Goodbye SAS70

Goodbye SAS70

SAS70 officially retires today, June 15, 2011. Taking its place is SSAE16.

SAS70 (Statement on Auditing Standards No. 70) is an audit framework that external parties follow to check the state of your controls. The audit is performed by financial services firms, and takes a top down approach. The objective is to ensure that financial results are recorded and reported accurately.

SAS70 has few common complaints: it lacks an objective technical spec, is carried out by CPAs at accounting firms, and misses technical details that leave businesses open to attack.

The SAS70 process emphasizes a truism that IT security folks sometimes lose sight of: the goal is securing the business’s ability to perform in the market. Though related, this is separate from the goal of securing all IT systems.

The SAS70 audit is top down and focused primarily on what drives the financial reporting. It is about prioritization. What is the top priority to a business? Financial success backed by accurate financial reporting.

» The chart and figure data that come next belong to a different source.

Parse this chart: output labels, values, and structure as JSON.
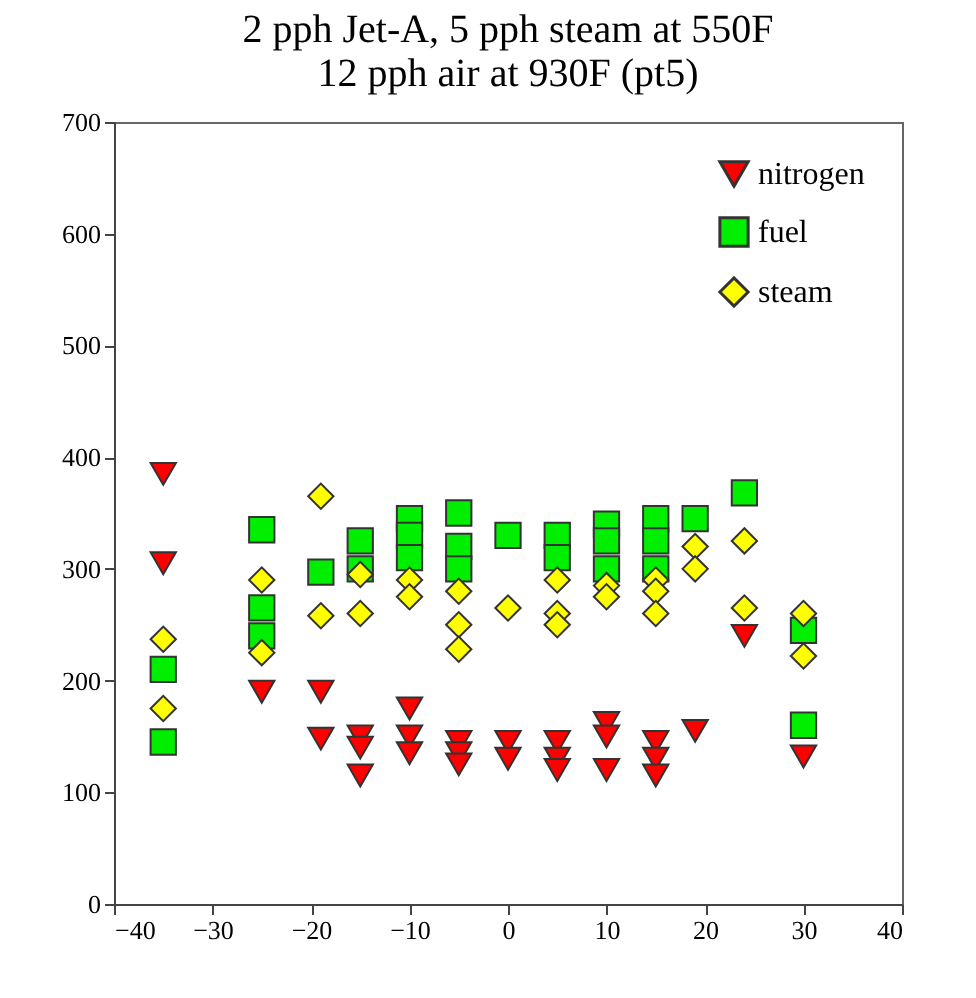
{
  "chart_data": {
    "type": "scatter",
    "title": [
      "2 pph Jet-A, 5 pph steam at 550F",
      "12 pph air at 930F (pt5)"
    ],
    "xlim": [
      -40,
      40
    ],
    "xticks": [
      -40,
      -30,
      -20,
      -10,
      0,
      10,
      20,
      30,
      40
    ],
    "ylim": [
      0,
      700
    ],
    "yticks": [
      0,
      100,
      200,
      300,
      400,
      500,
      600,
      700
    ],
    "legend": "top right",
    "grid": false,
    "series": [
      {
        "name": "nitrogen",
        "color": "#ff0000",
        "marker": "triangle",
        "x": [
          -35,
          -35,
          -25,
          -19,
          -19,
          -15,
          -15,
          -15,
          -10,
          -10,
          -10,
          -5,
          -5,
          -5,
          0,
          0,
          5,
          5,
          5,
          10,
          10,
          10,
          15,
          15,
          15,
          19,
          24,
          30
        ],
        "values": [
          385,
          305,
          190,
          190,
          148,
          150,
          140,
          115,
          175,
          150,
          135,
          145,
          135,
          125,
          145,
          130,
          145,
          130,
          120,
          162,
          150,
          120,
          145,
          130,
          115,
          155,
          240,
          132
        ]
      },
      {
        "name": "fuel",
        "color": "#00ee00",
        "marker": "square",
        "x": [
          -35,
          -35,
          -25,
          -25,
          -25,
          -19,
          -15,
          -15,
          -10,
          -10,
          -10,
          -5,
          -5,
          -5,
          0,
          5,
          5,
          10,
          10,
          10,
          15,
          15,
          15,
          19,
          24,
          30,
          30
        ],
        "values": [
          210,
          145,
          335,
          265,
          240,
          297,
          325,
          300,
          345,
          330,
          310,
          350,
          320,
          300,
          330,
          330,
          310,
          340,
          325,
          300,
          345,
          325,
          300,
          345,
          368,
          245,
          160
        ]
      },
      {
        "name": "steam",
        "color": "#ffff00",
        "marker": "diamond",
        "x": [
          -35,
          -35,
          -25,
          -25,
          -19,
          -19,
          -15,
          -15,
          -10,
          -10,
          -5,
          -5,
          -5,
          0,
          5,
          5,
          5,
          10,
          10,
          15,
          15,
          15,
          19,
          19,
          24,
          24,
          30,
          30
        ],
        "values": [
          237,
          175,
          290,
          225,
          365,
          258,
          295,
          260,
          290,
          275,
          280,
          250,
          228,
          265,
          290,
          260,
          250,
          285,
          275,
          290,
          280,
          260,
          320,
          300,
          325,
          265,
          260,
          222
        ]
      }
    ]
  }
}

A vulnerability assessment is bottom up. Your complete security audit would primarily focus on the IT domain, emphasizing technical controls and technical implementation. An audit here would tell you about your firewall ruleset and patching state, for example. What is the top priority for an IT security team? To not get breached.

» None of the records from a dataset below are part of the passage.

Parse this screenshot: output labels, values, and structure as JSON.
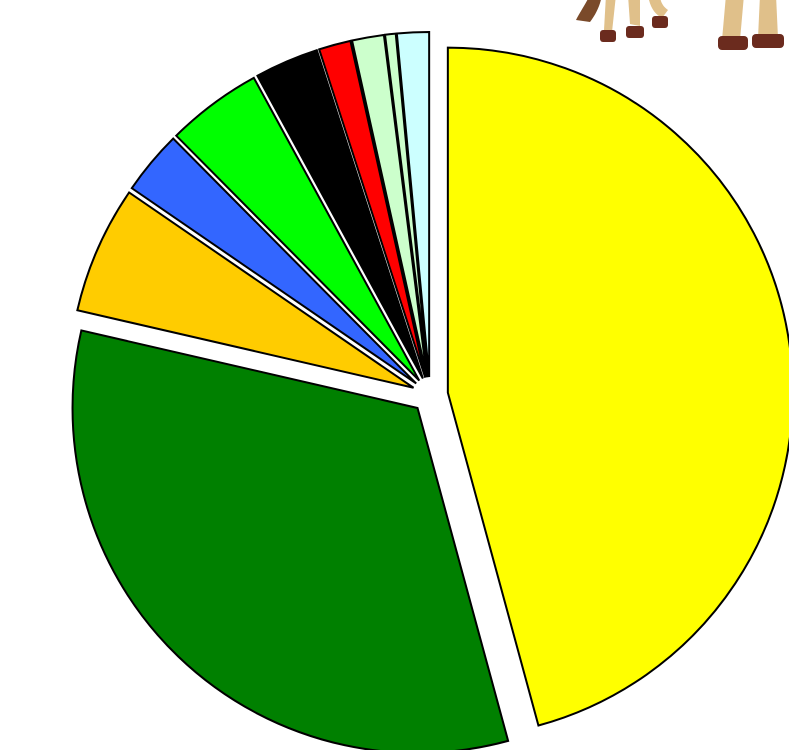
{
  "chart_data": {
    "type": "pie",
    "title": "",
    "start_angle_deg": 0,
    "direction": "clockwise",
    "exploded": true,
    "slices": [
      {
        "value": 46.0,
        "color": "#ffff00"
      },
      {
        "value": 33.0,
        "color": "#008000"
      },
      {
        "value": 6.0,
        "color": "#ffcc00"
      },
      {
        "value": 3.0,
        "color": "#3366ff"
      },
      {
        "value": 4.5,
        "color": "#00ff00"
      },
      {
        "value": 3.0,
        "color": "#000000"
      },
      {
        "value": 1.5,
        "color": "#ff0000"
      },
      {
        "value": 1.5,
        "color": "#ccffcc"
      },
      {
        "value": 0.5,
        "color": "#ccffcc"
      },
      {
        "value": 1.5,
        "color": "#ccffff"
      }
    ]
  },
  "decoration": {
    "icon": "camel-legs-clipart-icon"
  }
}
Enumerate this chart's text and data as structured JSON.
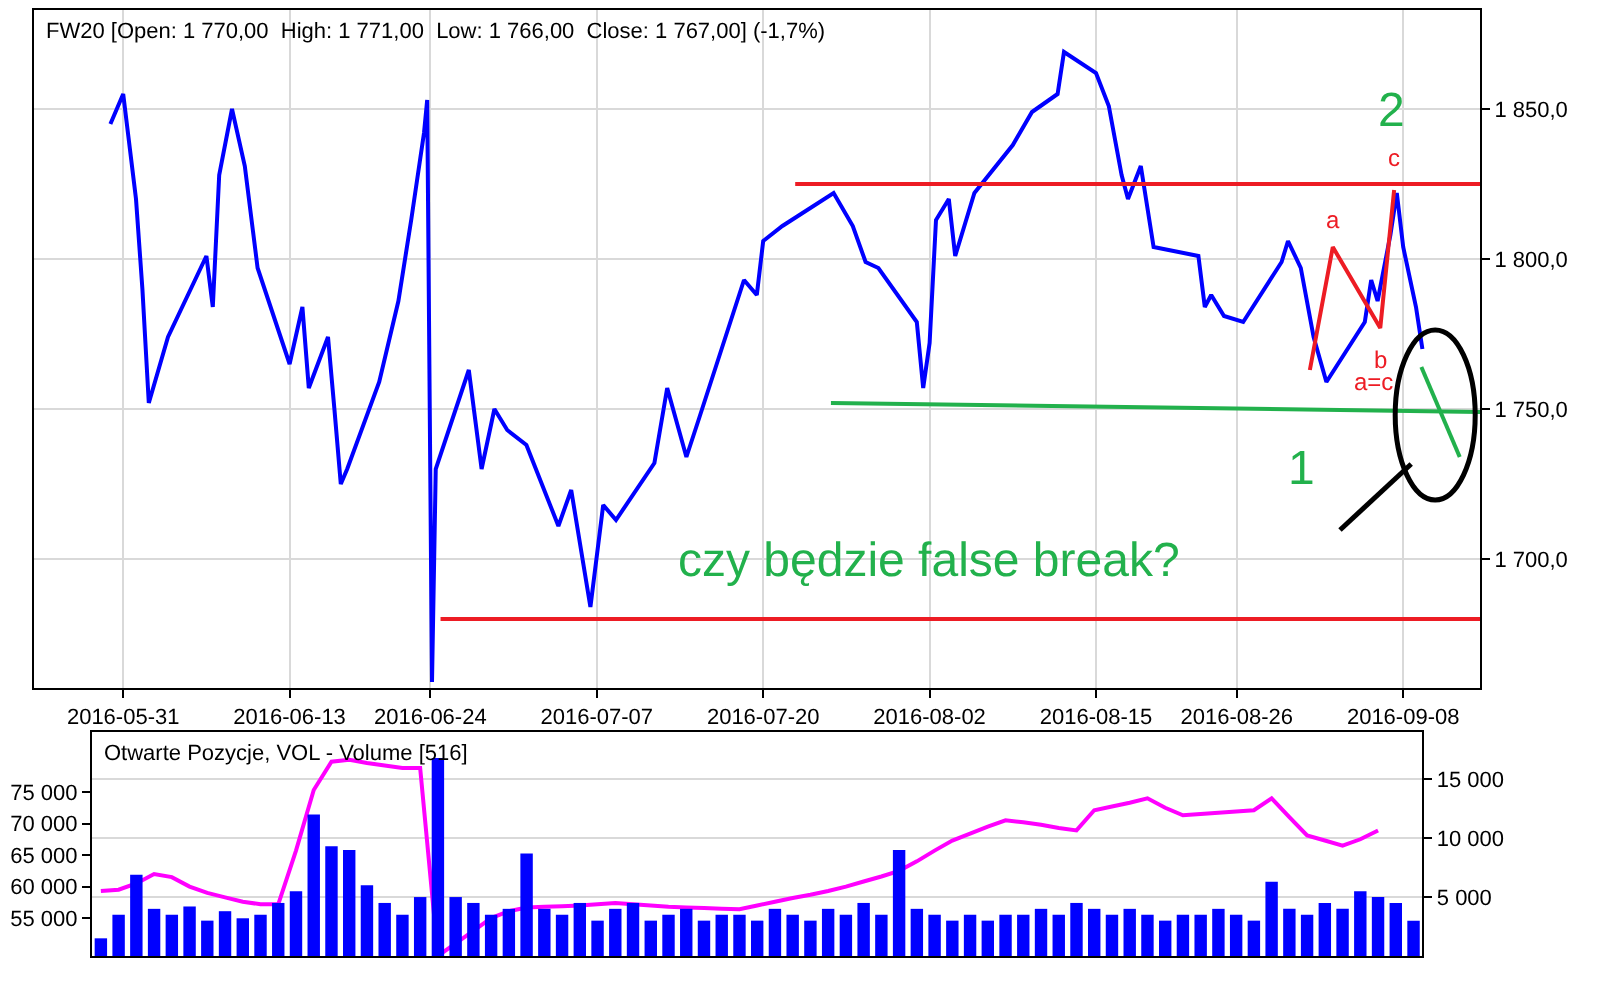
{
  "chart_data": [
    {
      "type": "line",
      "title": "FW20 [Open: 1 770,00  High: 1 771,00  Low: 1 766,00  Close: 1 767,00] (-1,7%)",
      "xlim": [
        "2016-05-24",
        "2016-09-14"
      ],
      "xticks": [
        "2016-05-31",
        "2016-06-13",
        "2016-06-24",
        "2016-07-07",
        "2016-07-20",
        "2016-08-02",
        "2016-08-15",
        "2016-08-26",
        "2016-09-08"
      ],
      "ylim": [
        1657,
        1883
      ],
      "yticks": [
        {
          "value": 1700,
          "label": "1 700,0"
        },
        {
          "value": 1750,
          "label": "1 750,0"
        },
        {
          "value": 1800,
          "label": "1 800,0"
        },
        {
          "value": 1850,
          "label": "1 850,0"
        }
      ],
      "grid": true,
      "marker": "none",
      "series": [
        {
          "color": "#0000ff",
          "x": [
            "2016-05-30",
            "2016-05-31",
            "2016-06-01",
            "2016-06-01T12:00",
            "2016-06-02",
            "2016-06-03T12:00",
            "2016-06-06T12:00",
            "2016-06-07",
            "2016-06-07T12:00",
            "2016-06-08T12:00",
            "2016-06-09T12:00",
            "2016-06-10T12:00",
            "2016-06-13",
            "2016-06-14",
            "2016-06-14T12:00",
            "2016-06-16",
            "2016-06-16T12:00",
            "2016-06-17",
            "2016-06-17T12:00",
            "2016-06-20",
            "2016-06-21T12:00",
            "2016-06-22T12:00",
            "2016-06-23T12:00",
            "2016-06-23T18:00",
            "2016-06-24T03:00",
            "2016-06-24T10:00",
            "2016-06-27",
            "2016-06-28",
            "2016-06-29",
            "2016-06-30",
            "2016-07-01T12:00",
            "2016-07-04",
            "2016-07-05",
            "2016-07-06T12:00",
            "2016-07-07T12:00",
            "2016-07-08T12:00",
            "2016-07-11T12:00",
            "2016-07-12T12:00",
            "2016-07-14",
            "2016-07-15",
            "2016-07-18T12:00",
            "2016-07-19T12:00",
            "2016-07-20",
            "2016-07-21T12:00",
            "2016-07-25T12:00",
            "2016-07-27",
            "2016-07-28",
            "2016-07-29",
            "2016-08-01",
            "2016-08-01T12:00",
            "2016-08-02",
            "2016-08-02T12:00",
            "2016-08-03T12:00",
            "2016-08-04",
            "2016-08-05T12:00",
            "2016-08-08T12:00",
            "2016-08-10",
            "2016-08-12",
            "2016-08-12T12:00",
            "2016-08-15",
            "2016-08-16",
            "2016-08-17",
            "2016-08-17T12:00",
            "2016-08-18T12:00",
            "2016-08-19T12:00",
            "2016-08-23",
            "2016-08-23T12:00",
            "2016-08-24",
            "2016-08-25",
            "2016-08-26T12:00",
            "2016-08-29T12:00",
            "2016-08-30",
            "2016-08-31",
            "2016-09-01",
            "2016-09-02",
            "2016-09-05",
            "2016-09-05T12:00",
            "2016-09-06",
            "2016-09-07",
            "2016-09-07T12:00",
            "2016-09-08",
            "2016-09-09",
            "2016-09-09T12:00"
          ],
          "values": [
            1845,
            1855,
            1820,
            1790,
            1752,
            1774,
            1801,
            1784,
            1828,
            1850,
            1831,
            1797,
            1765,
            1784,
            1757,
            1774,
            1750,
            1725,
            1730,
            1759,
            1786,
            1813,
            1842,
            1853,
            1659,
            1730,
            1763,
            1730,
            1750,
            1743,
            1738,
            1711,
            1723,
            1684,
            1718,
            1713,
            1732,
            1757,
            1734,
            1747,
            1793,
            1788,
            1806,
            1811,
            1822,
            1811,
            1799,
            1797,
            1779,
            1757,
            1772,
            1813,
            1820,
            1801,
            1822,
            1838,
            1849,
            1855,
            1869,
            1862,
            1851,
            1828,
            1820,
            1831,
            1804,
            1801,
            1784,
            1788,
            1781,
            1779,
            1799,
            1806,
            1797,
            1774,
            1759,
            1779,
            1793,
            1786,
            1808,
            1822,
            1804,
            1784,
            1770
          ]
        },
        {
          "color": "#ed1c24",
          "x": [
            "2016-07-22T12:00",
            "2016-09-14"
          ],
          "values": [
            1825,
            1825
          ]
        },
        {
          "color": "#ed1c24",
          "x": [
            "2016-06-24T19:00",
            "2016-09-14"
          ],
          "values": [
            1680,
            1680
          ]
        },
        {
          "color": "#22b14c",
          "x": [
            "2016-07-25T07:00",
            "2016-09-14"
          ],
          "values": [
            1752,
            1749
          ]
        },
        {
          "color": "#ed1c24",
          "x": [
            "2016-08-31T17:00",
            "2016-09-02T12:00",
            "2016-09-06T05:00",
            "2016-09-07T07:00"
          ],
          "values": [
            1763,
            1804,
            1777,
            1823
          ]
        },
        {
          "color": "#22b14c",
          "x": [
            "2016-09-09T10:00",
            "2016-09-12T10:00"
          ],
          "values": [
            1764,
            1734
          ]
        }
      ],
      "annotations": [
        {
          "text": "a",
          "x": "2016-09-02T12:00",
          "y": 1804
        },
        {
          "text": "b",
          "x": "2016-09-06T05:00",
          "y": 1777
        },
        {
          "text": "c",
          "x": "2016-09-07T07:00",
          "y": 1823
        },
        {
          "text": "2",
          "x": "2016-09-07T07:00",
          "y": 1823
        },
        {
          "text": "a=c",
          "x": "2016-09-07T07:00",
          "y": 1750
        },
        {
          "text": "1",
          "x": "2016-08-31T02:00",
          "y": 1750
        },
        "czy będzie false break?"
      ]
    },
    {
      "type": "bar",
      "title": "Otwarte Pozycje, VOL - Volume [516]",
      "categories": [
        null,
        null,
        null,
        null,
        null,
        null,
        null,
        null,
        null,
        null,
        null,
        null,
        null,
        null,
        null,
        null,
        null,
        null,
        null,
        null,
        null,
        null,
        null,
        null,
        null,
        null,
        null,
        null,
        null,
        null,
        null,
        null,
        null,
        null,
        null,
        null,
        null,
        null,
        null,
        null,
        null,
        null,
        null,
        null,
        null,
        null,
        null,
        null,
        null,
        null,
        null,
        null,
        null,
        null,
        null,
        null,
        null,
        null,
        null,
        null,
        null,
        null,
        null,
        null,
        null,
        null,
        null,
        null,
        null,
        null,
        null,
        null,
        null,
        null,
        null
      ],
      "tick_labels": "y",
      "ylim": [
        49000,
        84500
      ],
      "yticks": [
        {
          "value": 55000,
          "label": "55 000"
        },
        {
          "value": 60000,
          "label": "60 000"
        },
        {
          "value": 65000,
          "label": "65 000"
        },
        {
          "value": 70000,
          "label": "70 000"
        },
        {
          "value": 75000,
          "label": "75 000"
        }
      ],
      "y2lim": [
        0,
        19000
      ],
      "y2ticks": [
        {
          "value": 5000,
          "label": "5 000"
        },
        {
          "value": 10000,
          "label": "10 000"
        },
        {
          "value": 15000,
          "label": "15 000"
        }
      ],
      "grid": "y",
      "series": [
        {
          "type": "bar",
          "axis": "y2",
          "color": "#0000ff",
          "values": [
            1500,
            3500,
            6900,
            4000,
            3500,
            4200,
            3000,
            3800,
            3200,
            3500,
            4500,
            5500,
            12000,
            9300,
            9000,
            6000,
            4500,
            3500,
            5000,
            16800,
            5000,
            4500,
            3500,
            4000,
            8700,
            4000,
            3500,
            4500,
            3000,
            4000,
            4500,
            3000,
            3500,
            4000,
            3000,
            3500,
            3500,
            3000,
            4000,
            3500,
            3000,
            4000,
            3500,
            4500,
            3500,
            9000,
            4000,
            3500,
            3000,
            3500,
            3000,
            3500,
            3500,
            4000,
            3500,
            4500,
            4000,
            3500,
            4000,
            3500,
            3000,
            3500,
            3500,
            4000,
            3500,
            3000,
            6300,
            4000,
            3500,
            4500,
            4000,
            5500,
            5000,
            4500,
            3000
          ]
        },
        {
          "type": "line",
          "color": "#ff00ff",
          "values": [
            59300,
            59500,
            60500,
            62000,
            61500,
            60000,
            59000,
            58300,
            57600,
            57200,
            57200,
            65700,
            75300,
            79800,
            80100,
            79600,
            79200,
            78800,
            78800,
            49000,
            51000,
            53000,
            55000,
            56100,
            56700,
            56800,
            56900,
            57000,
            57200,
            57400,
            57200,
            57000,
            56800,
            56700,
            56600,
            56500,
            56400,
            57000,
            57600,
            58200,
            58700,
            59300,
            60000,
            60800,
            61600,
            62500,
            64000,
            65700,
            67300,
            68400,
            69500,
            70500,
            70200,
            69800,
            69300,
            68900,
            72100,
            72700,
            73300,
            74000,
            72500,
            71300,
            71500,
            71700,
            71900,
            72100,
            74000,
            71000,
            68100,
            67300,
            66500,
            67500,
            68900,
            null,
            null
          ]
        }
      ]
    }
  ]
}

These two priorities are not the same. Financial success does not prevent security breaches. Likewise, security breaches do not preclude financial success. Therefore, it makes sense to have separate auditor teams looking at the two separately.

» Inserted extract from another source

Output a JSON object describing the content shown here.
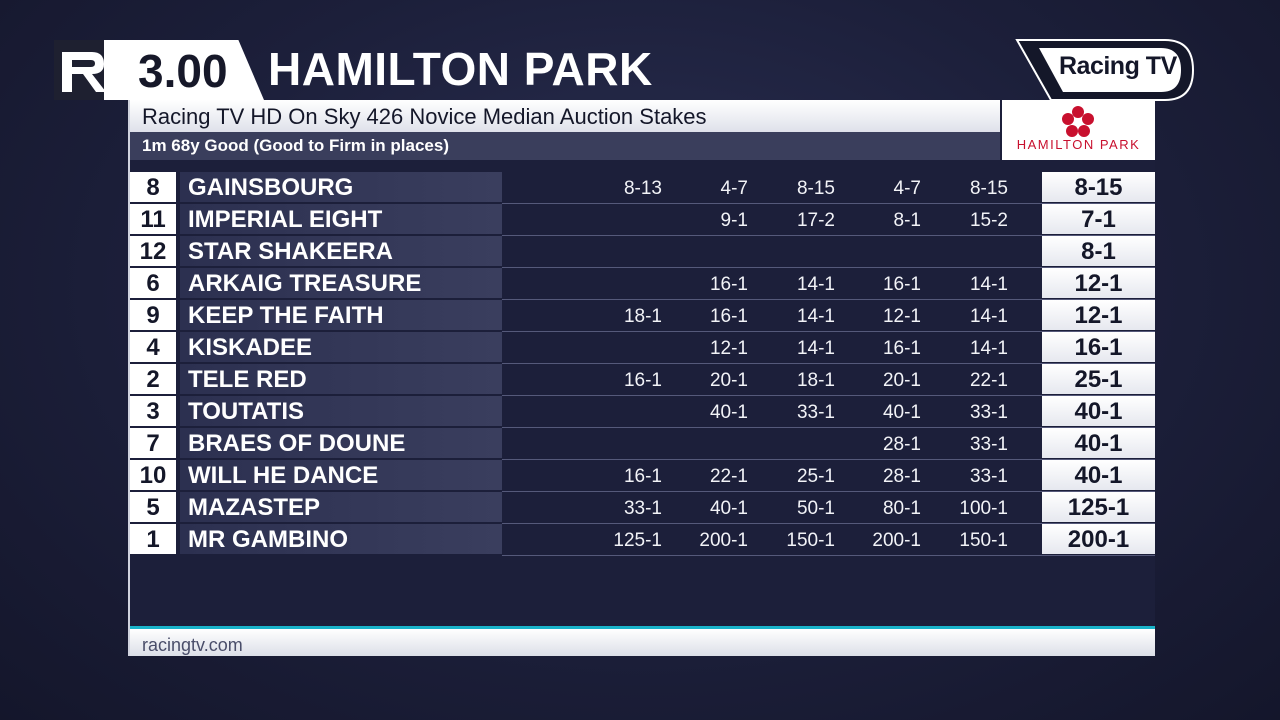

As to the complaints of SAS70 audits, let’s step thru them with this background. First, there is no objective standard written into the SAS70 language. The result is that the applied standard is fluid and keeps up with the current standard of practice. Given SAS70 has been around for nineteen years, I think this speaks to the benefit of having an open-ended standard. Second, CPA firms rather than technology firms perform the audit. The benefit is that the resulting audit is driven from a financial perspective and scoped accordingly. The folks that I have worked with are very knowledgeable and are computer savvy, and often carry a CISSA or CISSP along with their CPA

So I found that SAS70 was a valuable tool for a top-down control assessment. As with all these standards, pairing the SAS70 with bottom-up technical assessments is necessary to truly secure an environment. The SAS70 had a positive impact on the industry, and I believe the SSAE16 is set to do the same.